A lot of has been made about her supposed "normality" whereas I see a mother who when LL was arrested said "take me, I did it!" (Did what???) and behaved in a very unusual and unpleasant manner in court. An adult woman (LL) who kept a child like bedroom at her parents home filled with bizarre collections of confidential data related to her work, one handover sheet she put in her personal diary, a printed photograph of a condolence card. That's not normal, it's very strange. LL told manipulative lies from the very start of the court case re being arrested in her undergarments / pyjamas to try to elicit sympathy, apparently relying on an assumption she would be believed. Her testimony in court is riddled with convenient memory lapses. She was so traumatised by the clinical incidents her memory wasn't functioning yet she continued to aggressively request to work with the most unwell patients and take on as much overtime as she could? These things are very flimsy in terms of evidence - I don't believe they should or did substantially contribute to her guilty verdict but I think they do not support the narrative that she is a completely normal young woman.

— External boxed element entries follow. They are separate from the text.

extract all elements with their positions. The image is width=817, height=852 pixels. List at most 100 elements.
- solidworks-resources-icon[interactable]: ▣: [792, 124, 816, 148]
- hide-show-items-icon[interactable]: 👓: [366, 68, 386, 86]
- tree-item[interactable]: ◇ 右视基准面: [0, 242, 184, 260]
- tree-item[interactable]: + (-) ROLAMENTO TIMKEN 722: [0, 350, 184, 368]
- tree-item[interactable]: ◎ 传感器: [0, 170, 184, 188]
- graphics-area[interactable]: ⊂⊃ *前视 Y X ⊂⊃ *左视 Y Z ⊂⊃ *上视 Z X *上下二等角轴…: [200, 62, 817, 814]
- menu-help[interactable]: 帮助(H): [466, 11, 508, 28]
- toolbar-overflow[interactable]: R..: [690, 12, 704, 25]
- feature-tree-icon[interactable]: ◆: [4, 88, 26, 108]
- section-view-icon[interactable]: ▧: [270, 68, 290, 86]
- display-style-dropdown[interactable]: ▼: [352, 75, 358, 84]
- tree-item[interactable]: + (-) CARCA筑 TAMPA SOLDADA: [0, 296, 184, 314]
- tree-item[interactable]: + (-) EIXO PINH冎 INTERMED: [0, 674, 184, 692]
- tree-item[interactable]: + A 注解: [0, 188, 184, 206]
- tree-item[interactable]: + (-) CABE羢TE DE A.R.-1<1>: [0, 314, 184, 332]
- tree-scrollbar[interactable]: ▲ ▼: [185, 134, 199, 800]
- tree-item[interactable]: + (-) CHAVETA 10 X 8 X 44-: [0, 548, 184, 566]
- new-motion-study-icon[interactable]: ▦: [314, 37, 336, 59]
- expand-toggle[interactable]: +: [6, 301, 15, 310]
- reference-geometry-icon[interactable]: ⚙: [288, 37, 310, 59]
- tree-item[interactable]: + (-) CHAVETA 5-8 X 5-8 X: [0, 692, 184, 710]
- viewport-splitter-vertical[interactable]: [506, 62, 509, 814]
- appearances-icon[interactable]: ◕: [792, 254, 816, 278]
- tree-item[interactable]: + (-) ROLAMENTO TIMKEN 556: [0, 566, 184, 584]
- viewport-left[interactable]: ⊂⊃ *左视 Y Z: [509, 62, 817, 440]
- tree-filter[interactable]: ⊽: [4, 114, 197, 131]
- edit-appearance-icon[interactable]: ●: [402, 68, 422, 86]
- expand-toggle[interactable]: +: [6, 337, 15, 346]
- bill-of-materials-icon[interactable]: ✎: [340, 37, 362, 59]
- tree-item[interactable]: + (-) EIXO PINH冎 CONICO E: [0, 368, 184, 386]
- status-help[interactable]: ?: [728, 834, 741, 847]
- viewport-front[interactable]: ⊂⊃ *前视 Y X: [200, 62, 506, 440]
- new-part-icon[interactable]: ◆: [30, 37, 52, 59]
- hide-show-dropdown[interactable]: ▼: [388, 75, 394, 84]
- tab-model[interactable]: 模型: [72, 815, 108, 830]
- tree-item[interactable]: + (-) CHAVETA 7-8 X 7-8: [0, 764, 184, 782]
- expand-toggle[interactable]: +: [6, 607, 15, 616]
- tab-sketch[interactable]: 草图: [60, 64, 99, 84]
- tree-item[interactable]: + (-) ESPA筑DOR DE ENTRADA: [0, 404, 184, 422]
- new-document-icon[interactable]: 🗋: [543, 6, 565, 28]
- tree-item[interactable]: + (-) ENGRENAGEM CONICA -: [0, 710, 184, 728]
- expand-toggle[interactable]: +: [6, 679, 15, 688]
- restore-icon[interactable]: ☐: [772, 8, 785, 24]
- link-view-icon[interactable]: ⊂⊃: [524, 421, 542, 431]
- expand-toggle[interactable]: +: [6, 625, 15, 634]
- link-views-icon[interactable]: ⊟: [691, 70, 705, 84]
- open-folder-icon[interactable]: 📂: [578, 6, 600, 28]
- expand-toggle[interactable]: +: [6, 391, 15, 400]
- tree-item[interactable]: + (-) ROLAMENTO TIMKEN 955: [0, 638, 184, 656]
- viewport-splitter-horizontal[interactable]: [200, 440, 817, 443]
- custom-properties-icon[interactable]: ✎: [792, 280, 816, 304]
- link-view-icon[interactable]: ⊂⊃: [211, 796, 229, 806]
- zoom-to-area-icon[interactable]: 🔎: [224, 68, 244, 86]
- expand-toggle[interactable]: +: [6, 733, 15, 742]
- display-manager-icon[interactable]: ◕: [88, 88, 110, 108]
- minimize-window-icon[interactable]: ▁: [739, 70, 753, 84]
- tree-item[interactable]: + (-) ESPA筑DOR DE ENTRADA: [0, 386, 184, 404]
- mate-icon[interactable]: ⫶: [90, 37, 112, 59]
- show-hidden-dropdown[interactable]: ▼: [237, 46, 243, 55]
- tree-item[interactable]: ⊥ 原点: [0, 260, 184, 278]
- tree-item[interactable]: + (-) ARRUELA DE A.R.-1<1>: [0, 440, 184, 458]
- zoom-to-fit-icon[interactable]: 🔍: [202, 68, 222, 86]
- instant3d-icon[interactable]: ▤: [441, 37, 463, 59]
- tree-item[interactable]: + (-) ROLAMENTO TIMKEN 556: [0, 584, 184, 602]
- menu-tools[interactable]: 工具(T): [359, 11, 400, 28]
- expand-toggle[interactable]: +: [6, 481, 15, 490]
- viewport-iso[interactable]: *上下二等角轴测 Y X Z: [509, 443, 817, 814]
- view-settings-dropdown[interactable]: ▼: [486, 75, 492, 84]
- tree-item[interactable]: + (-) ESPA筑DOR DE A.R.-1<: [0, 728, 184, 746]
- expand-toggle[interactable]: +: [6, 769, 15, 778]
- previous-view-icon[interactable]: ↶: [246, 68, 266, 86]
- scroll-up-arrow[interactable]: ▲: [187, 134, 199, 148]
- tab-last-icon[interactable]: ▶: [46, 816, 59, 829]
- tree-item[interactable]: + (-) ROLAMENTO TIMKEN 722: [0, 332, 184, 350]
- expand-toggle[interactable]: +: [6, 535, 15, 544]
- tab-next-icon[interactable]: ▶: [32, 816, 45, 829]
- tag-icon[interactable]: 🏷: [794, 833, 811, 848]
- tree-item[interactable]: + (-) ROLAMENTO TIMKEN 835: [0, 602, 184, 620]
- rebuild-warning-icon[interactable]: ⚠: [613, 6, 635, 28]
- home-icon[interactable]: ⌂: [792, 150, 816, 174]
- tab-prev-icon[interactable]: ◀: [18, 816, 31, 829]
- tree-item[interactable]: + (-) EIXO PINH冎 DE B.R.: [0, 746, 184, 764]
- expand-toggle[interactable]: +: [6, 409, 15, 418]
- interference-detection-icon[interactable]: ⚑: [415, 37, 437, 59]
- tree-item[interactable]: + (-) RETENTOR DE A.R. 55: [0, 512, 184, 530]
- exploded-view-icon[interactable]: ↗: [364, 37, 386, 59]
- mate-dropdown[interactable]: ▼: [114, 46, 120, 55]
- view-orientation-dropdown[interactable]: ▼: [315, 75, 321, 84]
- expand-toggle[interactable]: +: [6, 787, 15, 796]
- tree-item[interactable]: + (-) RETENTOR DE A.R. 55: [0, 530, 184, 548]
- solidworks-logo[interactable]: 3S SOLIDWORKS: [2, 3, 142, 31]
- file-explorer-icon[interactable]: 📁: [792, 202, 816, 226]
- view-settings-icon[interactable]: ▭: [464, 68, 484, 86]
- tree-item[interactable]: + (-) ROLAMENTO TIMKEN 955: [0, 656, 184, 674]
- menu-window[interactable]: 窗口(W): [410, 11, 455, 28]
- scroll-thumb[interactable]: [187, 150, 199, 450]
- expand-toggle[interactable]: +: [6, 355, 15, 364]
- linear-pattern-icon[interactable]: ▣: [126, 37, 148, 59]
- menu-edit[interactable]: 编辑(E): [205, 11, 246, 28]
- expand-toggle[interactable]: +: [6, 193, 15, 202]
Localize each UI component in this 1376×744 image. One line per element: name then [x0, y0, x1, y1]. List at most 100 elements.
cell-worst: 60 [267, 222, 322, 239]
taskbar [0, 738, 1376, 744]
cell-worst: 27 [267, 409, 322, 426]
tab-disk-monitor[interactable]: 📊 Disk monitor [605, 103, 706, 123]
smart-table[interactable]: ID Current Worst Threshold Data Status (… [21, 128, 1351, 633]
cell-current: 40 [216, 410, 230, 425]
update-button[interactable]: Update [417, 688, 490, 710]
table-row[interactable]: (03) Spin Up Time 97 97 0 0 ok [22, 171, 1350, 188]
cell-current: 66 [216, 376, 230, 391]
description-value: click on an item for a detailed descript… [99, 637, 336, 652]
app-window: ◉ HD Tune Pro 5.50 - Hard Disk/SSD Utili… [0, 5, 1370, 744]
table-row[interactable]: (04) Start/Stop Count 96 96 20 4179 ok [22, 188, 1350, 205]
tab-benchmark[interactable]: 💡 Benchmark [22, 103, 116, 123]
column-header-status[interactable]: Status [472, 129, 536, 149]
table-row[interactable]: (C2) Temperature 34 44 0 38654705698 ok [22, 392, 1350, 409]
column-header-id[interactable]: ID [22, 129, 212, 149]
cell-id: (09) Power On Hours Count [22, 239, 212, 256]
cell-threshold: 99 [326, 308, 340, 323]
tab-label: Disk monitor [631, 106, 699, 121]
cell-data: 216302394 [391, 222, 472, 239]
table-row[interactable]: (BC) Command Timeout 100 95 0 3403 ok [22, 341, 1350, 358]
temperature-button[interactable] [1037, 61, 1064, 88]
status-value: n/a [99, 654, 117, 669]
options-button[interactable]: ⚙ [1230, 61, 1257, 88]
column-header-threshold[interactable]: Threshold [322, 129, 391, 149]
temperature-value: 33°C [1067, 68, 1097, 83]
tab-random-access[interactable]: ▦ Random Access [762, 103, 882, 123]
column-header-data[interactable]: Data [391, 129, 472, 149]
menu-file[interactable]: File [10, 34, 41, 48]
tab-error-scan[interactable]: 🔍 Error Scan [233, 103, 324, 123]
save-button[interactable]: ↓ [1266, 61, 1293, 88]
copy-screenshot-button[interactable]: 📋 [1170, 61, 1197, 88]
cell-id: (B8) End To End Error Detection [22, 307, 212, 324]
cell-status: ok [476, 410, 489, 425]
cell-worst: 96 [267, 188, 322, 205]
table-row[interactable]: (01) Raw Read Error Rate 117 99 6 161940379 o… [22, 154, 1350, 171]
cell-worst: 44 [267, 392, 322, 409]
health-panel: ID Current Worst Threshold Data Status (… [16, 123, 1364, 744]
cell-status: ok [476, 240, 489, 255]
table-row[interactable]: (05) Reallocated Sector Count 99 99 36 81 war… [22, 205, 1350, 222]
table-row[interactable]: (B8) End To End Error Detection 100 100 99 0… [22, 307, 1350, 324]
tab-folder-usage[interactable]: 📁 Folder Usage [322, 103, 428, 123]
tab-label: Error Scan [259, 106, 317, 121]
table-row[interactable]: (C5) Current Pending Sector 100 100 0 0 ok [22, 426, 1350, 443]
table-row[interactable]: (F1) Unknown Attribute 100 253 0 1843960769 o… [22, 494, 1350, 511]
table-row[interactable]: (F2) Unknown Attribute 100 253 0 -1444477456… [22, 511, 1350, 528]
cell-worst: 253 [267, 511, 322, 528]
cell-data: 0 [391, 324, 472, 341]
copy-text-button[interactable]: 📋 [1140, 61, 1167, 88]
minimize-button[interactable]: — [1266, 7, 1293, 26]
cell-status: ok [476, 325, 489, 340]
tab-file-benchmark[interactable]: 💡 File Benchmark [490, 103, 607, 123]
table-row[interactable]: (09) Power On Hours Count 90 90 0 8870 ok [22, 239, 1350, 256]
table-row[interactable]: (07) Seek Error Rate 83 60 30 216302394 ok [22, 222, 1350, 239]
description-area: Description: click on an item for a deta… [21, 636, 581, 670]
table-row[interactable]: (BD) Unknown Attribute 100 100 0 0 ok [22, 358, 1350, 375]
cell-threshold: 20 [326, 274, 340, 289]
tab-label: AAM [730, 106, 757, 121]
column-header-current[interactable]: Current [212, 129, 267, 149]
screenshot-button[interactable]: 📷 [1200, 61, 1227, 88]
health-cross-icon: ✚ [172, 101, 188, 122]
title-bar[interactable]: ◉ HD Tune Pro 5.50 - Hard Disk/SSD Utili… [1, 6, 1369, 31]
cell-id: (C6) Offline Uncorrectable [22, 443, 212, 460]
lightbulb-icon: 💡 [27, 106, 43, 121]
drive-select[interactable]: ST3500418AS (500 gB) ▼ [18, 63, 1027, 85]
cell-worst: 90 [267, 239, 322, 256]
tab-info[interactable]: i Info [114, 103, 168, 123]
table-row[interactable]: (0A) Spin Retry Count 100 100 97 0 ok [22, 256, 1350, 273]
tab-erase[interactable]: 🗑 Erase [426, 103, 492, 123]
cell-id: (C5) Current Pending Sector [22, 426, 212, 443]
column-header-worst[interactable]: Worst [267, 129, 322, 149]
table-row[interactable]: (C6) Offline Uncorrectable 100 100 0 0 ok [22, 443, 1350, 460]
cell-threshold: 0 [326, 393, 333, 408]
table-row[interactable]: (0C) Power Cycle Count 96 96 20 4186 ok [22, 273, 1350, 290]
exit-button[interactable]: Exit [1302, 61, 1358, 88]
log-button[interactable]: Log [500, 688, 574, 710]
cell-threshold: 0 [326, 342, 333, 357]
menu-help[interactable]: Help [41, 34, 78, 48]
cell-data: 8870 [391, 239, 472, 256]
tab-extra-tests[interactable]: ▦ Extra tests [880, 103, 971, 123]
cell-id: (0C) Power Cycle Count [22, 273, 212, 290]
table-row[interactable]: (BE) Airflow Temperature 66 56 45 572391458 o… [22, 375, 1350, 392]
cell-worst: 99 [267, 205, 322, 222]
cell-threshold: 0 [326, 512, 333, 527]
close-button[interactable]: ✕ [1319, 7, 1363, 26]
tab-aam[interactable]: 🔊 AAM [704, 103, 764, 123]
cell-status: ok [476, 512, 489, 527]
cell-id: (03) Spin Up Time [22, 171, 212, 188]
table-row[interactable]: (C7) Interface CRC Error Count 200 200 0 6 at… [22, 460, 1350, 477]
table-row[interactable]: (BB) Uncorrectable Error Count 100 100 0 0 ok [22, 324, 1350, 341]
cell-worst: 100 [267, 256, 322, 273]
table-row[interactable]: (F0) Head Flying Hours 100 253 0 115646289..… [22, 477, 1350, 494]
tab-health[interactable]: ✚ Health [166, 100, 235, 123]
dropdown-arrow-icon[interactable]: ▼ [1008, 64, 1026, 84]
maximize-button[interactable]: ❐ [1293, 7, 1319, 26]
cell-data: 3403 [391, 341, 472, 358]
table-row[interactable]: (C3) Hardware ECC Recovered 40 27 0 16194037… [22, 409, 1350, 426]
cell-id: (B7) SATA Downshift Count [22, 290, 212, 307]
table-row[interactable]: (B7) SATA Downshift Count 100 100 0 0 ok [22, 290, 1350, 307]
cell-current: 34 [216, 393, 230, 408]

Ultimately this case rested on expert witnesses independently reaching a consensus for multiple babies that they were harmed intentionally and the prosecution then went on to demonstrate that only LL had the means to do this. This was not a blanket statistical approach (as has been implied) of charging her for every single death or suspicious event she attended but a case by case evidence based approach carefully presented to the jury over a period of 10 months.
None of the concerned signatories are in position to be expert witnesses in this case. There is a reason that the experienced defence team could not produce an expert witness with a different opinion/explanation for the babies injuries and deaths, nor could they adequately undermine the expert testimony in cross examination. I think the most likely reason for this is because the conclusion of intentional harm is sound.
I think people are very concerned about this case largely because of the gross misrepresentation of the facts of the prosecution's case from certain sources which thrive on the publicity any controversy about this case generates.